Plötzlich geht es Schlag auf Schlag. Volkswagen stoppt angesichts der sich zuspitzenden Corona-Krise als erster Konzern in Deutschland seine Bänder weitgehend. „Angesichts der sich aktuell deutlich verschlechternden Absatzlage und der sich abzeichnenden Unsicherheit bei der Teilversorgung unserer Werke wird es an den Standorten unserer Marken unmittelbar auch zu Produktionsunterbrechungen kommen“, sagte VW-Chef Herbert Diess am Dienstag.
Zwei bis drei Wochen soll die Produktionsunterbrechung dauern. Davon geht der Konzern aus. Derzeit. Dafür laufe die Fertigung in China wieder an. Auch die beiden Audi-Standorte in Ingolstadt und Neckarsulm werden bis Ende der Woche „runtergefahren“. Opel folgt auf Geheiß der französischen Mutter PSA im deutschen Stammwerk Rüsselsheim, ebenso in Eisenach und Kaiserslautern.

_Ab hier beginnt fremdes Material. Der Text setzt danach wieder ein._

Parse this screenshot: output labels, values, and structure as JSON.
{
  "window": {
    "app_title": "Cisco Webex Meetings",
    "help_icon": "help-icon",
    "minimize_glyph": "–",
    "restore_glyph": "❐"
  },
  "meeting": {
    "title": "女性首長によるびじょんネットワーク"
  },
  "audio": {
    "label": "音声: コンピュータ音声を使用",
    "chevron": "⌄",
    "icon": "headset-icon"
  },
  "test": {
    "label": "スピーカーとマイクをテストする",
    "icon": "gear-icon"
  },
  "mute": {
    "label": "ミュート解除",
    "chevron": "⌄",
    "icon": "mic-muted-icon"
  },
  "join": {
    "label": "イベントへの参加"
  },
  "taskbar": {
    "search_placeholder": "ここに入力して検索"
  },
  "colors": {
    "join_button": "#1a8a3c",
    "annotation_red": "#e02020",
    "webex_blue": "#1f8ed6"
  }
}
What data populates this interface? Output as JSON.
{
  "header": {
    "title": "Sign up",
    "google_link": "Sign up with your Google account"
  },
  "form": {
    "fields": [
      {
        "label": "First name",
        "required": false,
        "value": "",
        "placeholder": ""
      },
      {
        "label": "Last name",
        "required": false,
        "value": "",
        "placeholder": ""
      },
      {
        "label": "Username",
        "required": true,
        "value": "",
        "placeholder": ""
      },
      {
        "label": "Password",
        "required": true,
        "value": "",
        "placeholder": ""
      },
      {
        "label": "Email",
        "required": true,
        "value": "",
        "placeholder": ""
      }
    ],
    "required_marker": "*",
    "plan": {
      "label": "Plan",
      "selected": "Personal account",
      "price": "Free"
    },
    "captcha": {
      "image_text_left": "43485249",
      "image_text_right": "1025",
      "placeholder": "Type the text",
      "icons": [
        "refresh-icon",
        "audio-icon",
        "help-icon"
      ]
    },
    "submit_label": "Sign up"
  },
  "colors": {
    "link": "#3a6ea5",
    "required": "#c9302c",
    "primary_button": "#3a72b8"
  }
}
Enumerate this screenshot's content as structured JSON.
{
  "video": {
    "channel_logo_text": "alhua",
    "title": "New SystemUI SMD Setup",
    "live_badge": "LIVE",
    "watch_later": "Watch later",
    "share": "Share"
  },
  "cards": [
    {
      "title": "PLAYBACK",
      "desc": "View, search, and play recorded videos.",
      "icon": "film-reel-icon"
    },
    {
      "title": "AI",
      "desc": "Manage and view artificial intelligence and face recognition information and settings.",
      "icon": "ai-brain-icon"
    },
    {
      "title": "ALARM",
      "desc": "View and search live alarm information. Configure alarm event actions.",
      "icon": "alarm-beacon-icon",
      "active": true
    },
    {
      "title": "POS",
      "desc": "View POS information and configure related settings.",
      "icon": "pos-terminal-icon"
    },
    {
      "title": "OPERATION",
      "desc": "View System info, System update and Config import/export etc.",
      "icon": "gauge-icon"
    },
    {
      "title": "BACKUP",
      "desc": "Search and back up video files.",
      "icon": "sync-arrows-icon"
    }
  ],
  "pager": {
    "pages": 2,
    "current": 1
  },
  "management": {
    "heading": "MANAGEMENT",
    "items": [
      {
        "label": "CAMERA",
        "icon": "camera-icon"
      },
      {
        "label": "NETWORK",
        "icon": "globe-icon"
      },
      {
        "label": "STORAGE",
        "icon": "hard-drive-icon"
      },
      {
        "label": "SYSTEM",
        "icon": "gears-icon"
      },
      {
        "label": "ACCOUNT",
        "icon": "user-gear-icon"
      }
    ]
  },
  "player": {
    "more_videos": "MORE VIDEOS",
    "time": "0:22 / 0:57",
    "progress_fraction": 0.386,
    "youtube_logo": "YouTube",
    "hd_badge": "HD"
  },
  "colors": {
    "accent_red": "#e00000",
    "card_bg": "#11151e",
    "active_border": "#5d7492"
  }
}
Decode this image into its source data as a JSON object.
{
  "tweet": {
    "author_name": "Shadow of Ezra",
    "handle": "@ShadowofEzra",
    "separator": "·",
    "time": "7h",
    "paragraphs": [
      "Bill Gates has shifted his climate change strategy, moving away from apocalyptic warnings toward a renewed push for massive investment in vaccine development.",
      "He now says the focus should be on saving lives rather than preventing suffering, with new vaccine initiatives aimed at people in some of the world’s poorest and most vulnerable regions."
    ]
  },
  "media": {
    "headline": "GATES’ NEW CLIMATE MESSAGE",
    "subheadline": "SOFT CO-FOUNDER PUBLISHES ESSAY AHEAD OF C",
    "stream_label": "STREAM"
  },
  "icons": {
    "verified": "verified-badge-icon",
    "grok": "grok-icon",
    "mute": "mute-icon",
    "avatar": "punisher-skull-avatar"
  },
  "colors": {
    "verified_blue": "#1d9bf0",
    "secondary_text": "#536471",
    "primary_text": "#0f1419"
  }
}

Hört man sich bei heimischen Autozulieferern um, bekommt man Informationen mit Ablaufdatum. Stand heute wird bei Opel in Aspern die Getriebeproduktion bis Ende der Woche regulär laufen. Dann ist eine Woche Produktionspause geplant. Wie sicher ist das? Falsche Frage in Zeiten wie diesen. Fast stündlich ändere sich die Lage, sagt Wolfgang Chmelir, Sprecher des heimischen Automobilzulieferers Miba. Zumindest Dienstagvormittag habe es noch keine Stornierungen von Kundenaufträgen gegeben. Auch die SupplyChain funktioniere nach wie vor. Fast schon eine komfortable Lage in der Branche.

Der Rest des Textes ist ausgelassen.